Trained as a physician, in 1901 he took part in the Second French Geodesic Mission for survey measurements of the length of a meridian arc to Ecuador. He remained for five years in South America, where he was mentored by Federico González Suárez, an Ecuadorian bishop, historian and archaeologist. Rivet became interested in the indigenous peoples, beginning an ethnographic study of the Huaorani people of the Ecuadorian Amazon, then known as the Jívaro.

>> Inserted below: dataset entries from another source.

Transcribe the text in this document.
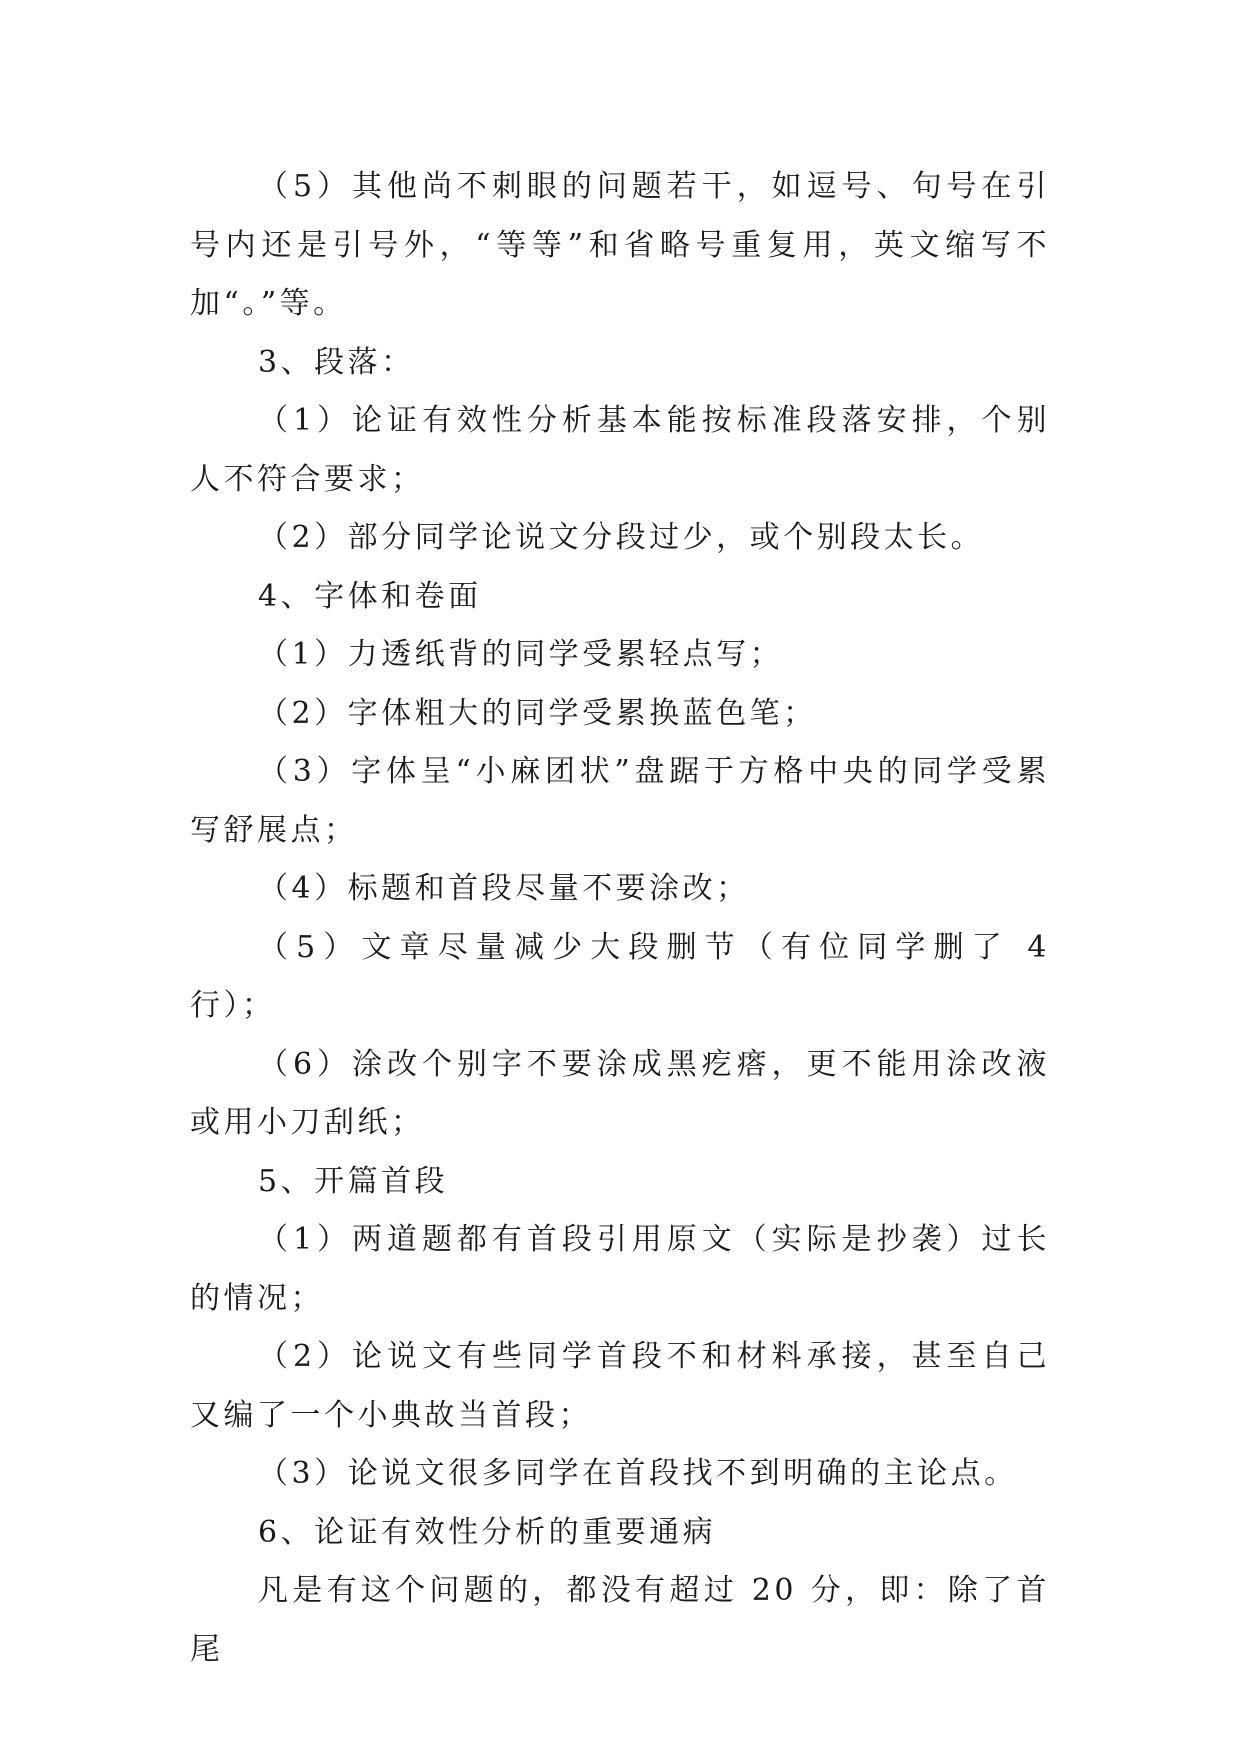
（5）其他尚不刺眼的问题若干，如逗号、句号在引号内还是引号外，“等等”和省略号重复用，英文缩写不加“。”等。

3、段落：

（1）论证有效性分析基本能按标准段落安排，个别人不符合要求；

（2）部分同学论说文分段过少，或个别段太长。

4、字体和卷面

（1）力透纸背的同学受累轻点写；

（2）字体粗大的同学受累换蓝色笔；

（3）字体呈“小麻团状”盘踞于方格中央的同学受累写舒展点；

（4）标题和首段尽量不要涂改；

（5）文章尽量减少大段删节（有位同学删了 4 行）；

（6）涂改个别字不要涂成黑疙瘩，更不能用涂改液或用小刀刮纸；

5、开篇首段

（1）两道题都有首段引用原文（实际是抄袭）过长的情况；

（2）论说文有些同学首段不和材料承接，甚至自己又编了一个小典故当首段；

（3）论说文很多同学在首段找不到明确的主论点。

6、论证有效性分析的重要通病

凡是有这个问题的，都没有超过 20 分，即：除了首尾
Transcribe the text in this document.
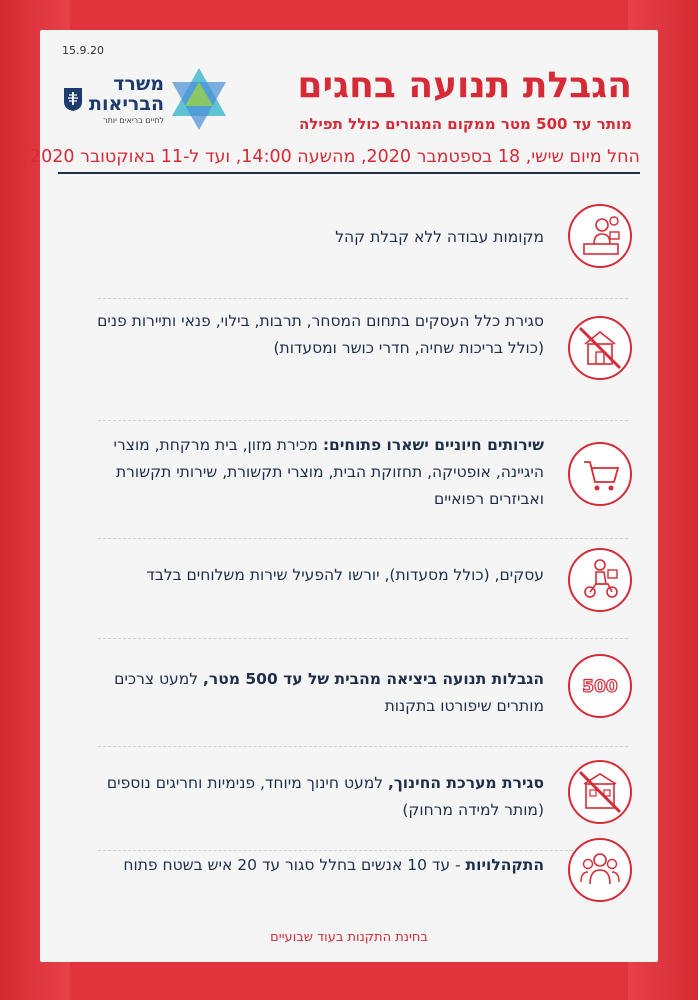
15.9.20
משרד
הבריאות
לחיים בריאים יותר
הגבלת תנועה בחגים
מותר עד 500 מטר ממקום המגורים כולל תפילה
החל מיום שישי, 18 בספטמבר 2020, מהשעה 14:00, ועד ל-11 באוקטובר 2020
מקומות עבודה ללא קבלת קהל
סגירת כלל העסקים בתחום המסחר, תרבות, בילוי, פנאי ותיירות פנים (כולל בריכות שחיה, חדרי כושר ומסעדות)
שירותים חיוניים ישארו פתוחים: מכירת מזון, בית מרקחת, מוצרי היגיינה, אופטיקה, תחזוקת הבית, מוצרי תקשורת, שירותי תקשורת ואביזרים רפואיים
עסקים, (כולל מסעדות), יורשו להפעיל שירות משלוחים בלבד
500
הגבלות תנועה ביציאה מהבית של עד 500 מטר, למעט צרכים מותרים שיפורטו בתקנות
סגירת מערכת החינוך, למעט חינוך מיוחד, פנימיות וחריגים נוספים (מותר למידה מרחוק)
התקהלויות - עד 10 אנשים בחלל סגור עד 20 איש בשטח פתוח
בחינת התקנות בעוד שבועיים
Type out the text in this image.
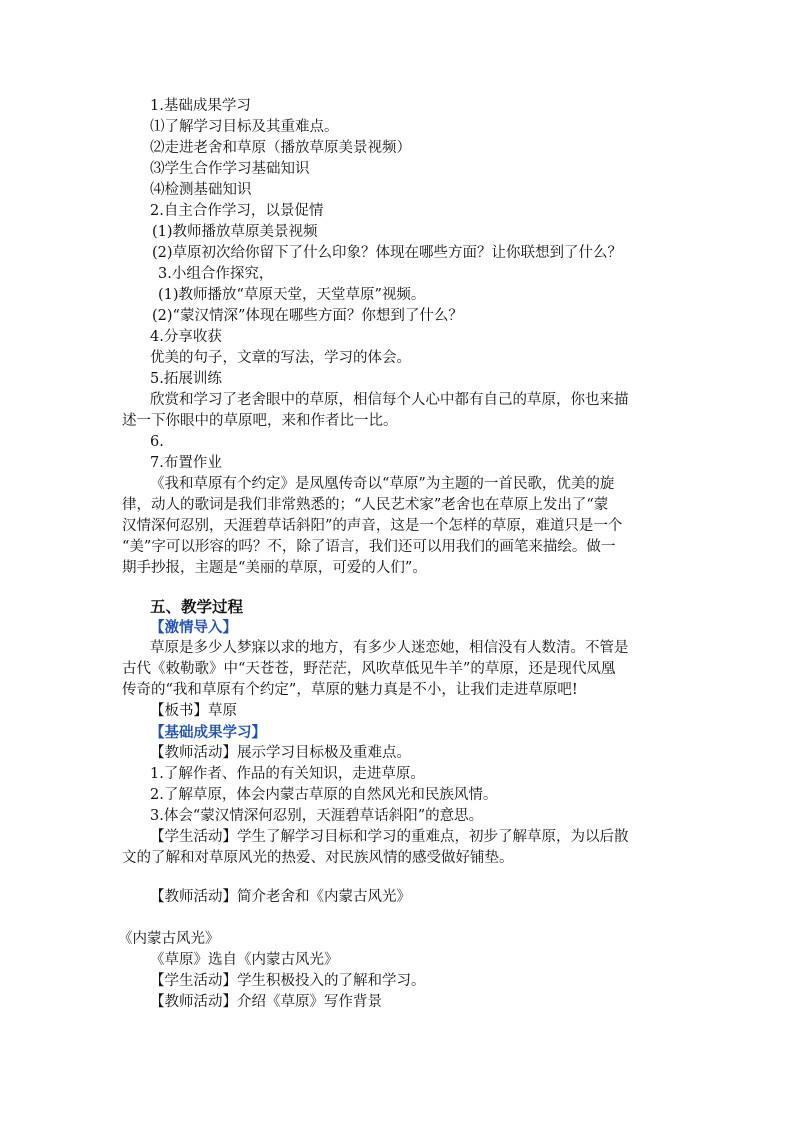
1.基础成果学习
⑴了解学习目标及其重难点。
⑵走进老舍和草原（播放草原美景视频）
⑶学生合作学习基础知识
⑷检测基础知识
2.自主合作学习，以景促情
(1)教师播放草原美景视频
(2)草原初次给你留下了什么印象？体现在哪些方面？让你联想到了什么？
3.小组合作探究，
(1)教师播放“草原天堂，天堂草原”视频。
(2)“蒙汉情深”体现在哪些方面？你想到了什么？
4.分享收获
优美的句子，文章的写法，学习的体会。
5.拓展训练
欣赏和学习了老舍眼中的草原，相信每个人心中都有自己的草原，你也来描
述一下你眼中的草原吧，来和作者比一比。
6.
7.布置作业
《我和草原有个约定》是凤凰传奇以“草原”为主题的一首民歌，优美的旋
律，动人的歌词是我们非常熟悉的；“人民艺术家”老舍也在草原上发出了“蒙
汉情深何忍别，天涯碧草话斜阳”的声音，这是一个怎样的草原，难道只是一个
“美”字可以形容的吗？不，除了语言，我们还可以用我们的画笔来描绘。做一
期手抄报，主题是“美丽的草原，可爱的人们”。
五、教学过程
【激情导入】
草原是多少人梦寐以求的地方，有多少人迷恋她，相信没有人数清。不管是
古代《敕勒歌》中“天苍苍，野茫茫，风吹草低见牛羊”的草原，还是现代凤凰
传奇的“我和草原有个约定”，草原的魅力真是不小，让我们走进草原吧!
【板书】草原
【基础成果学习】
【教师活动】展示学习目标极及重难点。
1.了解作者、作品的有关知识，走进草原。
2.了解草原，体会内蒙古草原的自然风光和民族风情。
3.体会“蒙汉情深何忍别，天涯碧草话斜阳”的意思。
【学生活动】学生了解学习目标和学习的重难点，初步了解草原，为以后散
文的了解和对草原风光的热爱、对民族风情的感受做好铺垫。
【教师活动】简介老舍和《内蒙古风光》
《内蒙古风光》
《草原》选自《内蒙古风光》
【学生活动】学生积极投入的了解和学习。
【教师活动】介绍《草原》写作背景
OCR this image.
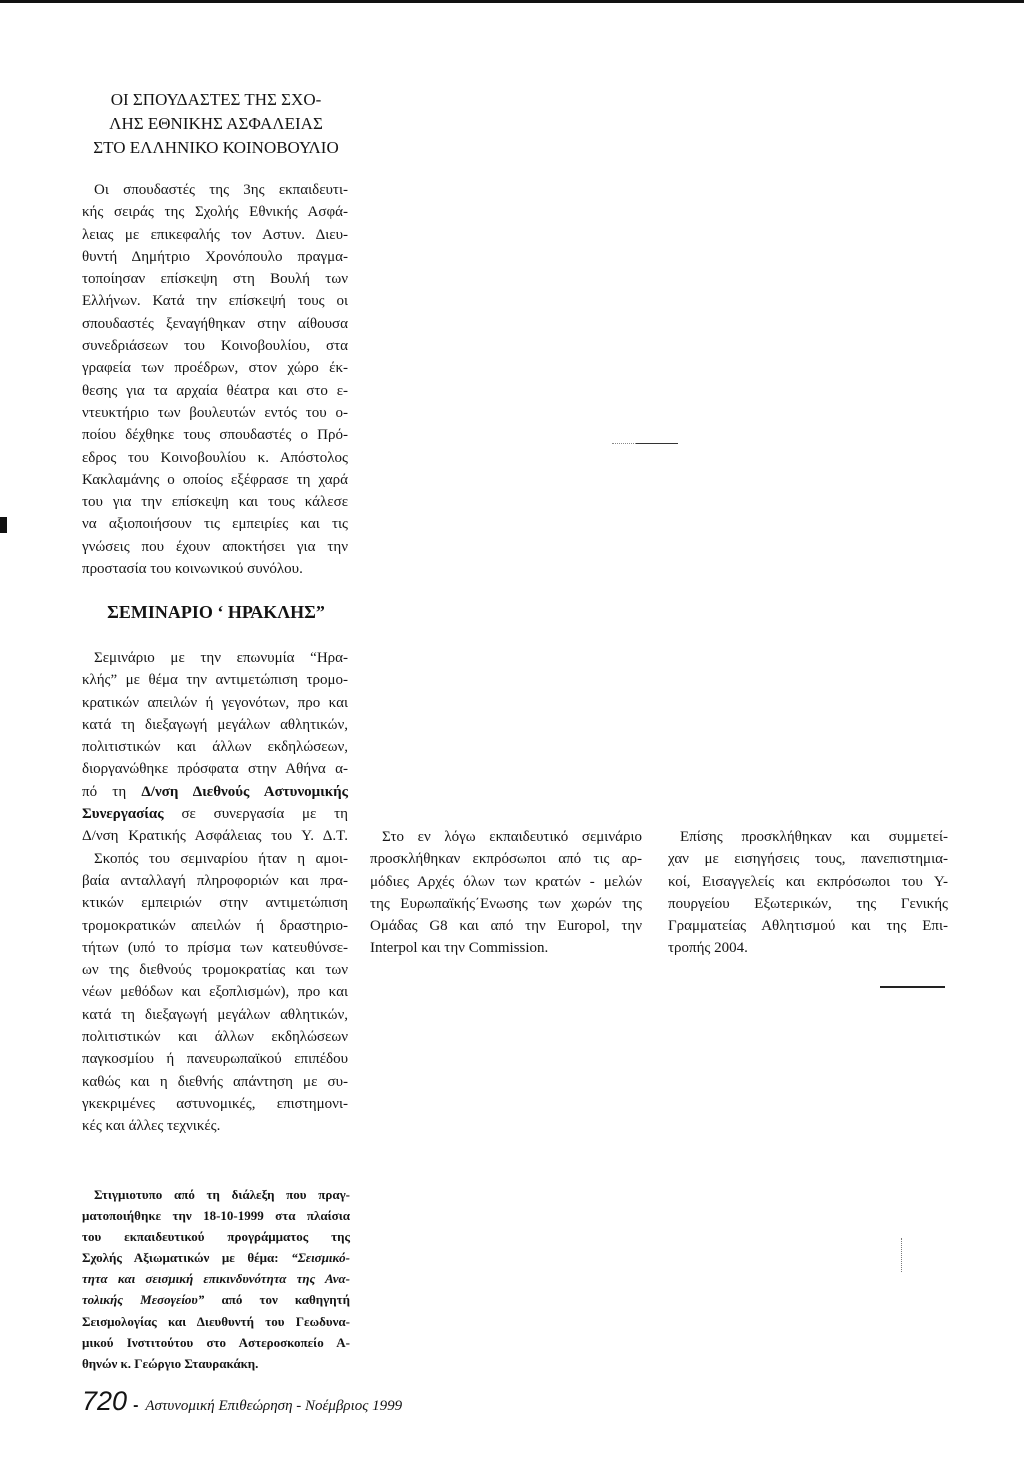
ΟΙ ΣΠΟΥΔΑΣΤΕΣ ΤΗΣ ΣΧΟ-
ΛΗΣ ΕΘΝΙΚΗΣ ΑΣΦΑΛΕΙΑΣ
ΣΤΟ ΕΛΛΗΝΙΚΟ ΚΟΙΝΟΒΟΥΛΙΟ
Οι σπουδαστές της 3ης εκπαιδευτι-
κής σειράς της Σχολής Εθνικής Ασφά-
λειας με επικεφαλής τον Αστυν. Διευ-
θυντή Δημήτριο Χρονόπουλο πραγμα-
τοποίησαν επίσκεψη στη Βουλή των
Ελλήνων. Κατά την επίσκεψή τους οι
σπουδαστές ξεναγήθηκαν στην αίθουσα
συνεδριάσεων του Κοινοβουλίου, στα
γραφεία των προέδρων, στον χώρο έκ-
θεσης για τα αρχαία θέατρα και στο ε-
ντευκτήριο των βουλευτών εντός του ο-
ποίου δέχθηκε τους σπουδαστές ο Πρό-
εδρος του Κοινοβουλίου κ. Απόστολος
Κακλαμάνης ο οποίος εξέφρασε τη χαρά
του για την επίσκεψη και τους κάλεσε
να αξιοποιήσουν τις εμπειρίες και τις
γνώσεις που έχουν αποκτήσει για την
προστασία του κοινωνικού συνόλου.
ΣΕΜΙΝΑΡΙΟ ‘ ΗΡΑΚΛΗΣ”
Σεμινάριο με την επωνυμία “Ηρα-
κλής” με θέμα την αντιμετώπιση τρομο-
κρατικών απειλών ή γεγονότων, προ και
κατά τη διεξαγωγή μεγάλων αθλητικών,
πολιτιστικών και άλλων εκδηλώσεων,
διοργανώθηκε πρόσφατα στην Αθήνα α-
πό τη Δ/νση Διεθνούς Αστυνομικής
Συνεργασίας σε συνεργασία με τη
Δ/νση Κρατικής Ασφάλειας του Υ. Δ.Τ.
Σκοπός του σεμιναρίου ήταν η αμοι-
βαία ανταλλαγή πληροφοριών και πρα-
κτικών εμπειριών στην αντιμετώπιση
τρομοκρατικών απειλών ή δραστηριο-
τήτων (υπό το πρίσμα των κατευθύνσε-
ων της διεθνούς τρομοκρατίας και των
νέων μεθόδων και εξοπλισμών), προ και
κατά τη διεξαγωγή μεγάλων αθλητικών,
πολιτιστικών και άλλων εκδηλώσεων
παγκοσμίου ή πανευρωπαϊκού επιπέδου
καθώς και η διεθνής απάντηση με συ-
γκεκριμένες αστυνομικές, επιστημονι-
κές και άλλες τεχνικές.
Στο εν λόγω εκπαιδευτικό σεμινάριο
προσκλήθηκαν εκπρόσωποι από τις αρ-
μόδιες Αρχές όλων των κρατών - μελών
της Ευρωπαϊκής΄Ενωσης των χωρών της
Ομάδας G8 και από την Europol, την
Interpol και την Commission.
Επίσης προσκλήθηκαν και συμμετεί-
χαν με εισηγήσεις τους, πανεπιστημια-
κοί, Εισαγγελείς και εκπρόσωποι του Υ-
πουργείου Εξωτερικών, της Γενικής
Γραμματείας Αθλητισμού και της Επι-
τροπής 2004.
Στιγμιοτυπο από τη διάλεξη που πραγ-
ματοποιήθηκε την 18-10-1999 στα πλαίσια
του εκπαιδευτικού προγράμματος της
Σχολής Αξιωματικών με θέμα: “Σεισμικό-
τητα και σεισμική επικινδυνότητα της Ανα-
τολικής Μεσογείου” από τον καθηγητή
Σεισμολογίας και Διευθυντή του Γεωδυνα-
μικού Ινστιτούτου στο Αστεροσκοπείο Α-
θηνών κ. Γεώργιο Σταυρακάκη.
720 - Αστυνομική Επιθεώρηση - Νοέμβριος 1999
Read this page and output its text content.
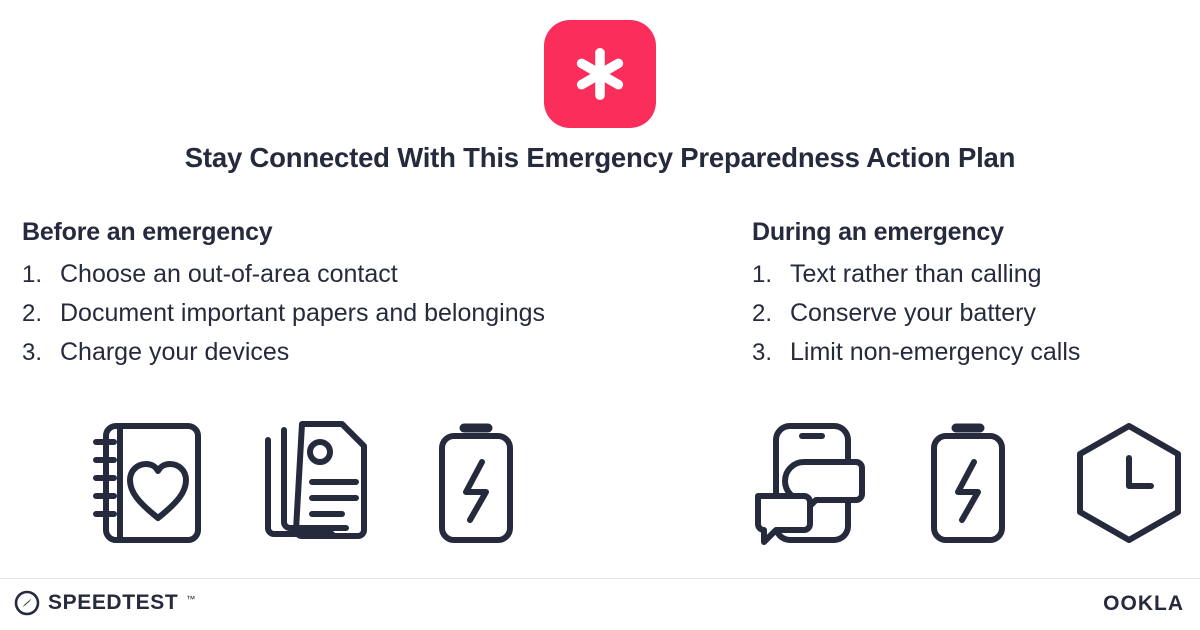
Stay Connected With This Emergency Preparedness Action Plan
Before an emergency
1. Choose an out-of-area contact
2. Document important papers and belongings
3. Charge your devices
During an emergency
1. Text rather than calling
2. Conserve your battery
3. Limit non-emergency calls
SPEEDTEST ™	OOKLA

Returning to France, Rivet went to work with the Muséum national d'histoire naturelle, directed by René Verneau.

He published several papers on his Ecuadorian research, before publishing an extended volume co-authored with René Verneau, titled Ancient Ethnography of Ecuador (1921-1922). In 1926, Rivet participated in founding the Institut d'ethnologie in Paris, together with Marcel Mauss, Emile Durkheim, and Lucien Lévy-Bruhl. They intended it as a collaboration among the fields of philosophy, ethnology and sociology. He taught many French ethnologists, including George Devereux. In 1928, he succeeded René Verneau as director of the National Museum of Natural History.

Rivet also became involved in politics, alarmed at the rise of Fascism in Europe during the 1930s. During the 6 February 1934 crisis, he was one of the founders of the Comité de vigilance des intellectuels antifascistes, an antifascist organization created in the wake of massive riots in Paris.

He continued to develop institutions for the study of mankind. In 1937 he founded the Musée de l'Homme in Paris, which became renowned for its ethnographic research and collections. In 1942, Rivet went to Colombia, where he founded the Anthropological Institute and Museum. Returning to Paris in 1945, he continued teaching while carrying on his research. His linguistic research introduced several new perspectives on the Aymara and Quechua languages of South America.

Migration theory

Rivet's theory asserts that Asia was the origin of the Indigenous people of the Americas. But he also suggested that migrations to South America were made from Australia some 6,000 years before, and from Melanesia somewhat later. Les Origines de l'Homme Américain ("The Origins of the American Man") was published in 1943, and contains linguistic and anthropological arguments to support his thesis.